On a serious note, the assertion of wine thiefin’ by men does more to deny women’s agency and take away men’s empathy and understanding. Empathy and understanding are critical for solidarity. This is very important in today’s world of heightened awareness of sexual harassment and violence, given the popularity of the #LifeInLeggings and #MeToo campaigns.
Some women, of course, will proclaim that they wine of everyone and anyone can be their target. Yes famalay, that is about your availability and open consent, which does not speak to other women’s desires. The truth is that there is no consent declaration form before a fete.

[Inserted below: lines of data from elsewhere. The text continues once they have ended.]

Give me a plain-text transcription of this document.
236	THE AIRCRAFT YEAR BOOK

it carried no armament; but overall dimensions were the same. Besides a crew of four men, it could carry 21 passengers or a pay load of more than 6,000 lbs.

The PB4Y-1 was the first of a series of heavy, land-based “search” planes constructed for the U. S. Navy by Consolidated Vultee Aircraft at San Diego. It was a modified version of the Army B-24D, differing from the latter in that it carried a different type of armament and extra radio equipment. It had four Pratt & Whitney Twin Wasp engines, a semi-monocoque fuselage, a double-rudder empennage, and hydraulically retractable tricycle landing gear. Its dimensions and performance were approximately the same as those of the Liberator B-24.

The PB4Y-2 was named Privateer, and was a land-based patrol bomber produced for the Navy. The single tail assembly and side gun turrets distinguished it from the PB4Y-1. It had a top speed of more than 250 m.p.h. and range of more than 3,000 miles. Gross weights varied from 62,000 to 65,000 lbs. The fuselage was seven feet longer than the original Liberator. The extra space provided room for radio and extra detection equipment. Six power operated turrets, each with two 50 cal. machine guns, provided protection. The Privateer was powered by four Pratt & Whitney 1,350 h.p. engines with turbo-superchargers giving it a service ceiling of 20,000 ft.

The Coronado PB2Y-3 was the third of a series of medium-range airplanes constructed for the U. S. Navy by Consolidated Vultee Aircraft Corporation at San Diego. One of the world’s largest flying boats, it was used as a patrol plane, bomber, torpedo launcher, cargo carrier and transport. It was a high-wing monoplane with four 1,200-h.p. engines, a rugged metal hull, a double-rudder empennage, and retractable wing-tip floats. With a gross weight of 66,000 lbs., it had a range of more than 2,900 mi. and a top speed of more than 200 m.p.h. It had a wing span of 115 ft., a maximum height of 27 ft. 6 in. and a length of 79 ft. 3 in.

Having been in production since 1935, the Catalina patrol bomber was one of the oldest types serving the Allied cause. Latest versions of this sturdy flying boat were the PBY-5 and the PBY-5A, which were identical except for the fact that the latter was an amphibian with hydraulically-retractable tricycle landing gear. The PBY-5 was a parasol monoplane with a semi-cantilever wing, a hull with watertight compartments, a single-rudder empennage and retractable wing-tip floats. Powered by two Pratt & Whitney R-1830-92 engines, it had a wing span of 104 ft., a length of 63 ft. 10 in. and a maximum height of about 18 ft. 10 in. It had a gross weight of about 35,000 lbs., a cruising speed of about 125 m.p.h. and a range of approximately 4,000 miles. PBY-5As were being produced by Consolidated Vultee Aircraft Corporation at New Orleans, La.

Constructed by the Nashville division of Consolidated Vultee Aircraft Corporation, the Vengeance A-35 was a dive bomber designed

And women and men in parties are not service providers of enjoyment. For each person you approach, you need to gain their consent to dance with them, each time.
I know this appears as much to do about nothing. But nah, it ain’t so. This men’s backlash responses to the recent publication of the “wining laws” (smh) have made this into a national debate. This is a statement the police have communicated to the public in previous years. Like years before, for 2018, it was a necessary reminder to raise awareness in the context of the alarming rates of gender-based violence. At the core of the bacchanal and social media noise is men’s struggle for ideological power – their right to a particular male fantasy in the national imagination. Think of Blaxx’s “No Get Away” (2013) which serves as a cautionary tale, “No woman in de band!”. Or, Machel Montano’s “Vibes Cyah Done” (2012) and the promise of “20 man, 100 woman, oh gosh, de vibes cyah done, yea”. The idea that men cannot have a “free for all” in a party and challenging their fantasy of access to women are met with great resistance. Too many constructions of carnival, for the wrong reasons, are premised on male desire and fantasy.
Fellas, big man ting, we need to learn how to take a brace. A 3.5 brace per fete average is a good performance in your lifetime. A brace is not a disrespect, it’s a brace. Ease up.
And yes, some women have over done it and throw themselves recklessly at men. In a fete, a woman jumped on me and buss my lip. Crazy. And I was turning her down all the time. Under the influence of alcohol, she just went all out. That means for men, we need to create an environment for a man to feel comfortable to decline unwanted advances by women without others judging him as “less of a man” or “against de culture”. At the same time, we should never encourage violent responses to women when they sexually harass us.
Also, one of the reasons I braced the woman was because she was not Wendy Fitzwilliam. And I am yet to attend a party with 10 Rosario Dawsons throwing themselves all over me. Women are also aware that men who insist that a wine is harmless and you should just “free up yourself”, are usually not an Idris Elba or Hrithik Roshan giving you some sexy eyes and smooth talk. Celebrity or not, no one has the right to your body. The people you brace are generally people you are NOT INTERESTED in dancing with.
“Our culture” could be one of consent. Imagine if fete promoters had gender-conscious security officers present who could make appropriate interventions. What kind of carnival can we market to the world that works laboriously to defend human rights and gender equality? And men, imagine if we didn’t have to defend our female friends from other violent men who don’t take “No” for an answer. That is the carnival I want to jump up, pay meh money and free up mehself in. A carnival sweet like a July Julie mango.
The wine belongs to the winer – not Trinidad and Tobago, not carnival, not our culture, not a man.
Quin, Beth A. 2010. “Sexual Harassment and Masculinity: The Power and Meaning of “Girl Watching”. In Men’s Lives, edited by Michael S. Kimmel and Michael A. Messner, 208-220. USA: Allyn & Bacon.